私は音楽にも芸術関係にも興味ないから、別に弦楽団なんてどうでも良いけど、美味しい料理には興味津々だから、それなりに楽しめると思います。
お父さんが一緒なら、ステージを占領して歌い出す可能性もあるのだけれど、今は居ませんからそんな楽しみ方も出来ませんね(笑)
流石のマリーだって、いきなりステージに乗り出して歌い出すとは思えませんしね。
開演10分前……つまり11時50分にレストランへ到着。
受付にウルフが名を伝えると、
「ようこそおいで下さいましたウルフ様。社長より最高の席を用意するようにと言付かってます」
と言われ、大きなステージの真ん前……えぇ、弦楽団独占席を提供されました。
私達のテーブルを中心に、左右へ同じ半円のテーブルが3つ。

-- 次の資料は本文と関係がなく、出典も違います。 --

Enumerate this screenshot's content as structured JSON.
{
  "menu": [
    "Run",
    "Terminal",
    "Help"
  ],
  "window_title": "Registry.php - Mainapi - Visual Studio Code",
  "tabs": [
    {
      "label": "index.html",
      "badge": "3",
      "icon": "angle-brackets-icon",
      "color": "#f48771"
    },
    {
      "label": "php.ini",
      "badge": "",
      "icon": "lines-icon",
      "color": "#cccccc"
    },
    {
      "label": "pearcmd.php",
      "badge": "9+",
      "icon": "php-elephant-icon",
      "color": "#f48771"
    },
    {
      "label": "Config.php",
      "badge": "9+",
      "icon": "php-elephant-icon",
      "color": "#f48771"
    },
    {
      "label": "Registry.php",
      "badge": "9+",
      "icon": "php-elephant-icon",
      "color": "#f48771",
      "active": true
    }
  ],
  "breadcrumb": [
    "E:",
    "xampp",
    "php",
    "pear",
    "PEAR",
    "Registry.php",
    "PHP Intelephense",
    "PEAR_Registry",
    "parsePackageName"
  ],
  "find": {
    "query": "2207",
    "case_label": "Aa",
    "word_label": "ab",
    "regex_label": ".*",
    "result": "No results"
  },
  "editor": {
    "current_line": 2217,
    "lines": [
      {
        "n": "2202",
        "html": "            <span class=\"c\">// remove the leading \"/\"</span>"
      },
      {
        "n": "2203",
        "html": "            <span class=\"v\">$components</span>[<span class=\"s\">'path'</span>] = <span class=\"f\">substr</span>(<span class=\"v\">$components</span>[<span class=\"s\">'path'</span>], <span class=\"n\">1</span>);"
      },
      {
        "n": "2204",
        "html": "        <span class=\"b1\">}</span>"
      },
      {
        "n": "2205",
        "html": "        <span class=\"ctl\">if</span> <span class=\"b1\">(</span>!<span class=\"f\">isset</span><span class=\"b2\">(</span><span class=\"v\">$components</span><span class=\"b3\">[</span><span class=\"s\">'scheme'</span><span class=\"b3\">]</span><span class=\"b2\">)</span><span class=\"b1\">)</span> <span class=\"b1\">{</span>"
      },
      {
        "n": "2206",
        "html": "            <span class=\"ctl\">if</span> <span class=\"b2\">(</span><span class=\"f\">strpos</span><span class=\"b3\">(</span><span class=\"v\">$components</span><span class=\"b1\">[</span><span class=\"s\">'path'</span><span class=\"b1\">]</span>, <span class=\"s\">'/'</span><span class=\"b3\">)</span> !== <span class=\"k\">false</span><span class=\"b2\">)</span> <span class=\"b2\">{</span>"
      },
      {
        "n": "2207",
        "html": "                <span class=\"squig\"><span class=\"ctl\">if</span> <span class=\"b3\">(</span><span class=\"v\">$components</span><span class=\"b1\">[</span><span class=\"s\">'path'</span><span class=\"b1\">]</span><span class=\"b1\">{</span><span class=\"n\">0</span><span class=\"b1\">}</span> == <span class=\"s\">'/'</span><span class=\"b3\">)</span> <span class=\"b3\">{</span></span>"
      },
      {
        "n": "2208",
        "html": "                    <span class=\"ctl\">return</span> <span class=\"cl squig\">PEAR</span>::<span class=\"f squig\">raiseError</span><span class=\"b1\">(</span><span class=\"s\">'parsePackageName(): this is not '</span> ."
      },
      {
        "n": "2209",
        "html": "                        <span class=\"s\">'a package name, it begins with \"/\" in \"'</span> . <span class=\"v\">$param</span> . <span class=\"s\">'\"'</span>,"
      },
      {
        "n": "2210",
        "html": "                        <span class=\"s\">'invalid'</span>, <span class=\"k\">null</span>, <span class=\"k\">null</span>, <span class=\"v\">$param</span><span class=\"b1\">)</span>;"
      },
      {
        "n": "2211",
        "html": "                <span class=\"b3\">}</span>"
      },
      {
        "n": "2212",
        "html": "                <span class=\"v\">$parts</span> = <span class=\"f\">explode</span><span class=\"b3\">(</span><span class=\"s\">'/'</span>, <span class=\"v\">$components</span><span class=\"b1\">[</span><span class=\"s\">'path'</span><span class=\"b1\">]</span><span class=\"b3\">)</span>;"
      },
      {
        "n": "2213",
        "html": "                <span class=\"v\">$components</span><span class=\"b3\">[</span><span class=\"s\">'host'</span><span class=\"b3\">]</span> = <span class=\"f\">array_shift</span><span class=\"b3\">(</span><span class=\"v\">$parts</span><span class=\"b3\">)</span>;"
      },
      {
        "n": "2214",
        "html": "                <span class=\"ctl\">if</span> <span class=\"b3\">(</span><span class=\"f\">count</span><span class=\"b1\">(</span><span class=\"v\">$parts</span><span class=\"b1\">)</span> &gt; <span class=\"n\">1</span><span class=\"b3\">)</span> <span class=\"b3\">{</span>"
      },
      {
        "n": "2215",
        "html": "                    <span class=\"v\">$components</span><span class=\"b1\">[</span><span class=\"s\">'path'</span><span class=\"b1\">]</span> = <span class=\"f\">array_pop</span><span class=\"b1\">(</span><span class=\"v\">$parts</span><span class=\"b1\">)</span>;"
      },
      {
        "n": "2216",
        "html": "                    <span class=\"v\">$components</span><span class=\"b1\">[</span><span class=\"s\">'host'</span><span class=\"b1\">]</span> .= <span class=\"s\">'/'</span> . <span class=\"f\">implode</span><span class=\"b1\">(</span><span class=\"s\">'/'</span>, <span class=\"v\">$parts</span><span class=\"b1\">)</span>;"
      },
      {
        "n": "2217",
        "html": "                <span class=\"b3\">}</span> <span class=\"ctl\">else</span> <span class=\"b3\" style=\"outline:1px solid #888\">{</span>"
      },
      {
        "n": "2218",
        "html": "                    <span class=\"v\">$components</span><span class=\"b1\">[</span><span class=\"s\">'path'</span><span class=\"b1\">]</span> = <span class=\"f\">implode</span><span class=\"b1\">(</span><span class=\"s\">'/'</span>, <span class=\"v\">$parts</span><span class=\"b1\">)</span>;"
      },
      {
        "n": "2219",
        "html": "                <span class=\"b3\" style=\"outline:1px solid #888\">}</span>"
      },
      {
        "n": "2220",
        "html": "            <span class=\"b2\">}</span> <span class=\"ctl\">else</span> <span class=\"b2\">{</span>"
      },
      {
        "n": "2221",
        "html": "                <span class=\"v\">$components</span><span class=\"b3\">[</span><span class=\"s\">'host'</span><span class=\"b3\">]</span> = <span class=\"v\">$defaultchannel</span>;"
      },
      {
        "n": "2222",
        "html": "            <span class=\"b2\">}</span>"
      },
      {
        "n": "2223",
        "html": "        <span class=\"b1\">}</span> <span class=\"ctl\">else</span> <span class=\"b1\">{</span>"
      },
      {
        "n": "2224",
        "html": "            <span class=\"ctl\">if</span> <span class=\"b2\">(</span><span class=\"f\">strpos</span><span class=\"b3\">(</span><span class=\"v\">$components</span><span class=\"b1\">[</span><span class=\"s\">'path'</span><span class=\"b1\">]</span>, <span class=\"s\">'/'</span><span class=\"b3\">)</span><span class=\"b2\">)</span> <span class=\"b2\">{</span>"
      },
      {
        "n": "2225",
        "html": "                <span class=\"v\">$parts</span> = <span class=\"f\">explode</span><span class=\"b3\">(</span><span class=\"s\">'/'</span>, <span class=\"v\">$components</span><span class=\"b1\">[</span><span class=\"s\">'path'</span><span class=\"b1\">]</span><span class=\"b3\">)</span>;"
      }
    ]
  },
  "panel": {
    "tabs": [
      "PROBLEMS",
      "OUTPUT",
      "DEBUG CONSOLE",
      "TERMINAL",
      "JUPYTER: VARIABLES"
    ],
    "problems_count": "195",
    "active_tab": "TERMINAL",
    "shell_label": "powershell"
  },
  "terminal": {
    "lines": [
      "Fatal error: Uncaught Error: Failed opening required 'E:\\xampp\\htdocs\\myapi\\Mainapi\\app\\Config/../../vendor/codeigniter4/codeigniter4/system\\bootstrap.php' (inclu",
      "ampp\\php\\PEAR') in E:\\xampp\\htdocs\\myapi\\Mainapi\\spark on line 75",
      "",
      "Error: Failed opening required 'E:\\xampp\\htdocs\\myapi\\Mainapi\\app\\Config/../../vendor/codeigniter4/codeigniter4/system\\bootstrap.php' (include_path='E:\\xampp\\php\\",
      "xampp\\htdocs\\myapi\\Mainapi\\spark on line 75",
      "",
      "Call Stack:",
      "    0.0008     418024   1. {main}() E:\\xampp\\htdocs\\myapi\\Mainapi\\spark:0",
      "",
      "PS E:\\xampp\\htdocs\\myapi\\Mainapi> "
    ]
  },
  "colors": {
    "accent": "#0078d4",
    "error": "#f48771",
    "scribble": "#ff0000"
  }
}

(つまりは7席)
ステージを正面に観て後ろに4つ。(私達の座る席の後ろの列は5席、その後ろは3席、最後は1席)
そしてステージを囲うように末席が多数……
「やべーな……あんまり目立つ席って嫌なんだよなぁ」
そうなのだ。嫌でもVIP感を露出するこの席は、大人しくしておきたい私達には向かないエグゼクティブシート。
ショウが開始してない状態では一番目立つ席の人間が一番最後に来場した為、周囲からの視線が刺さるように痛い。

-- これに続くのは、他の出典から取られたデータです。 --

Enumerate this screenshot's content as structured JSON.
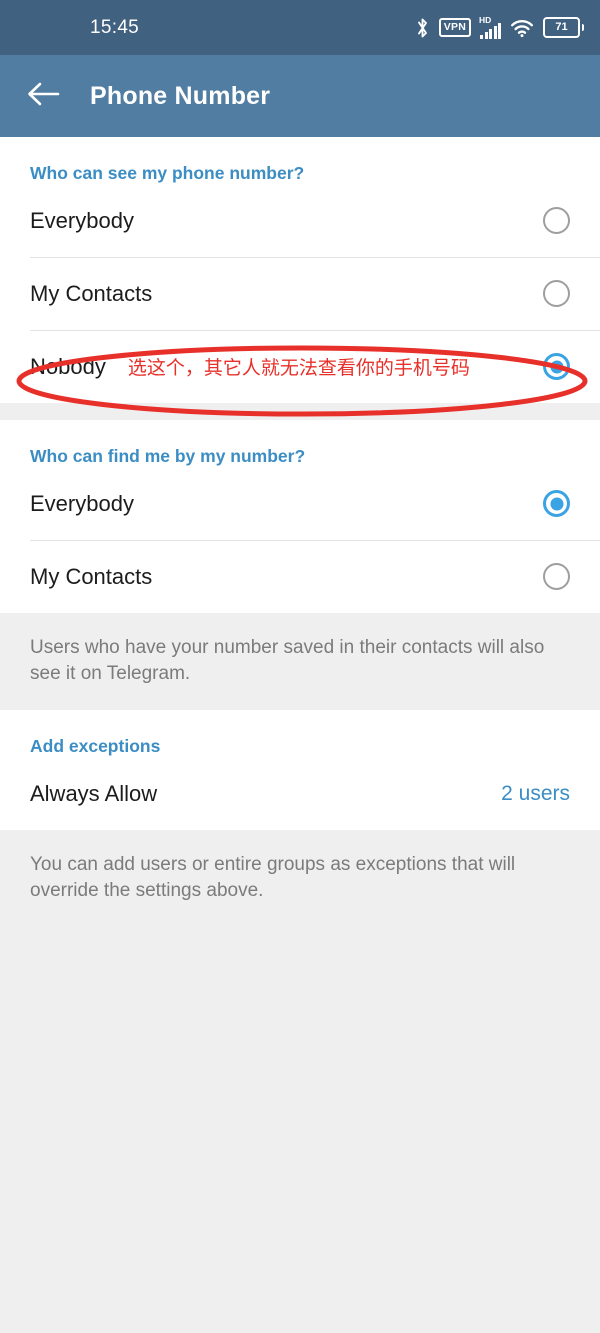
{
  "statusbar": {
    "time": "15:45",
    "icons": [
      {
        "name": "bluetooth-icon",
        "glyph": "ᛦ"
      },
      {
        "name": "vpn-icon",
        "label": "VPN"
      },
      {
        "name": "signal-icon",
        "label": "HD"
      },
      {
        "name": "wifi-icon",
        "label": ""
      },
      {
        "name": "battery-icon",
        "label": "71"
      }
    ],
    "battery_level": "71",
    "vpn_label": "VPN",
    "hd_label": "HD"
  },
  "appbar": {
    "title": "Phone Number",
    "back_icon": "back-arrow-icon"
  },
  "sections": [
    {
      "header": "Who can see my phone number?",
      "options": [
        {
          "label": "Everybody",
          "selected": false
        },
        {
          "label": "My Contacts",
          "selected": false
        },
        {
          "label": "Nobody",
          "selected": true
        }
      ]
    },
    {
      "header": "Who can find me by my number?",
      "options": [
        {
          "label": "Everybody",
          "selected": true
        },
        {
          "label": "My Contacts",
          "selected": false
        }
      ],
      "footnote": "Users who have your number saved in their contacts will also see it on Telegram."
    },
    {
      "header": "Add exceptions",
      "rows": [
        {
          "label": "Always Allow",
          "value": "2 users"
        }
      ],
      "footnote": "You can add users or entire groups as exceptions that will override the settings above."
    }
  ],
  "annotation": {
    "text": "选这个，其它人就无法查看你的手机号码",
    "color": "#e8302a",
    "shape": "ellipse-highlight"
  },
  "colors": {
    "statusbar_bg": "#40617f",
    "appbar_bg": "#517da2",
    "accent_blue": "#3b8dc4",
    "radio_on": "#3aa3e3",
    "radio_off": "#9e9e9e",
    "page_bg": "#efeff0",
    "annotation_red": "#e8302a"
  }
}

なんせ周囲のVIPは皆年寄りばかりで、若く見積もっても中高年ばかりなのだ。
その中に未だ10代のウルフと、更に若い女が2人登場すれば、周囲の視線も集まります。
“あのガキ共は何者だ!?”“なんだってあの若造は、女を2人も侍らせてるんだ!?”って感じでね。
来るんじゃなかったかな?
「わぁお……齧り付きな席じゃん!」
半円卓の中央にハイテンションなまま席に着くと、周囲の視線をモノともしないマリーが楽しそうにはしゃぎ出す。

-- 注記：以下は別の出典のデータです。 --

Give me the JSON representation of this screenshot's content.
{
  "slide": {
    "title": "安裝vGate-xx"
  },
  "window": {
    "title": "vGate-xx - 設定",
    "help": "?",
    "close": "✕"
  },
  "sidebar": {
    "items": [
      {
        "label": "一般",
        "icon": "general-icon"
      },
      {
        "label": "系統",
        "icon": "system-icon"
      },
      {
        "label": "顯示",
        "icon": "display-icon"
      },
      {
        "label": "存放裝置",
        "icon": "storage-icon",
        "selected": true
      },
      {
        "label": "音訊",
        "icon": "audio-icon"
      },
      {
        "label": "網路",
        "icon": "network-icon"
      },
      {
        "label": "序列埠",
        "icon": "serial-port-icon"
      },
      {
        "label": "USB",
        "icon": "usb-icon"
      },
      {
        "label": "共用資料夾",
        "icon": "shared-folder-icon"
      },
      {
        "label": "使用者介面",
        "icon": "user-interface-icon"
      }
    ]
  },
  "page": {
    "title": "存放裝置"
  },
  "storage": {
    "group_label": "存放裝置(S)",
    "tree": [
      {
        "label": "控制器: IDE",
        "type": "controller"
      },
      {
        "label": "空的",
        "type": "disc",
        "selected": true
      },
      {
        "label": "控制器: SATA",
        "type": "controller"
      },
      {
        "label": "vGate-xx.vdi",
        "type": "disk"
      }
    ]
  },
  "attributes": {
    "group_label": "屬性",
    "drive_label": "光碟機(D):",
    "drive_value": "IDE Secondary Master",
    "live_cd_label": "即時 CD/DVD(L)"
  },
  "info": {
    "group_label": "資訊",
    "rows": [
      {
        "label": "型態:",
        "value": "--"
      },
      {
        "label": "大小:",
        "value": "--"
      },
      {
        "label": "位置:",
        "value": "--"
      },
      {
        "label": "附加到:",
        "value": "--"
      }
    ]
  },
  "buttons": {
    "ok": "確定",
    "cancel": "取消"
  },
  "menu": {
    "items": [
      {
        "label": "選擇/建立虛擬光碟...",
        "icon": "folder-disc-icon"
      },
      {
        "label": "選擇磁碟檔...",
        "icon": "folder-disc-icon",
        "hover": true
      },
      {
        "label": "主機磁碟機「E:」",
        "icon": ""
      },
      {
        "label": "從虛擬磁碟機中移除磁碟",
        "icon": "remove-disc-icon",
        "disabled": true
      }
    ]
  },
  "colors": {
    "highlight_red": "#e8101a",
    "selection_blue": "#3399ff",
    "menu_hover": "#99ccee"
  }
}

やっぱり正当な王家の血筋はVIP待遇になれてるのかしら?
それとも……
思わずウルフと目が合って、多分同じ事を考えてたんだと思うけど、笑い出してしまう。
そして思った……気負ってても意味がない。これは愉しんだ者勝ちだと。
だから私もウルフも気楽に席に着く事が出来た。
マリーが身勝手に真ん中の席に座ってしまった為、右側に私が……左側にウルフが着席。
ウルフと少しだけとは言え離れて座る事に不満があるが、マリーが勝手な事をしそうになったら、二人して止めなければならないので、これで我慢します。
さてさて、そうなると早く開演してほしくなるのが人間の性。
美味しい料理も堪能したいし、この齧り付きな席も満喫したい。
ワクワクソワソワ状態で12時になるのを待っています。
すると会場全体が薄暗くなり(各テーブルには蝋燭の灯火があるので、食事する分には問題なし)、目の前のステージのカーテンが厳かに開きました。
それと同時に給仕さんが前菜を運んできます。
ステージからは優雅な音楽が流れ、私の口には美味しい料理が届き、まさに夢のような時間が世界を支配します。
ですが、夢は覚めるもの。現実は面倒な事のオンパレード。
「イオ!」(ドカーン!)
突如ステージの端が爆発したと思ったら、黒い覆面をした複数の武装集団が会場内に乱入!
目立たない警備の人間を一瞬で制圧し、リーダー格の男がステージを占領した。
「ちっ……」
事態を一瞬で把握したウルフが、素早く懐からMHを取り出し、お父さんの端末と通信状態にすると、映像と向こうからの音声を遮断して懐に仕舞いました。
何故助けを要請しないのか疑問に思ってると、ウルフは私達を見て「大人しくしてろ。勝手な事をするんじゃないぞ!」と忠告。
どうやらウルフには考えがあるようです。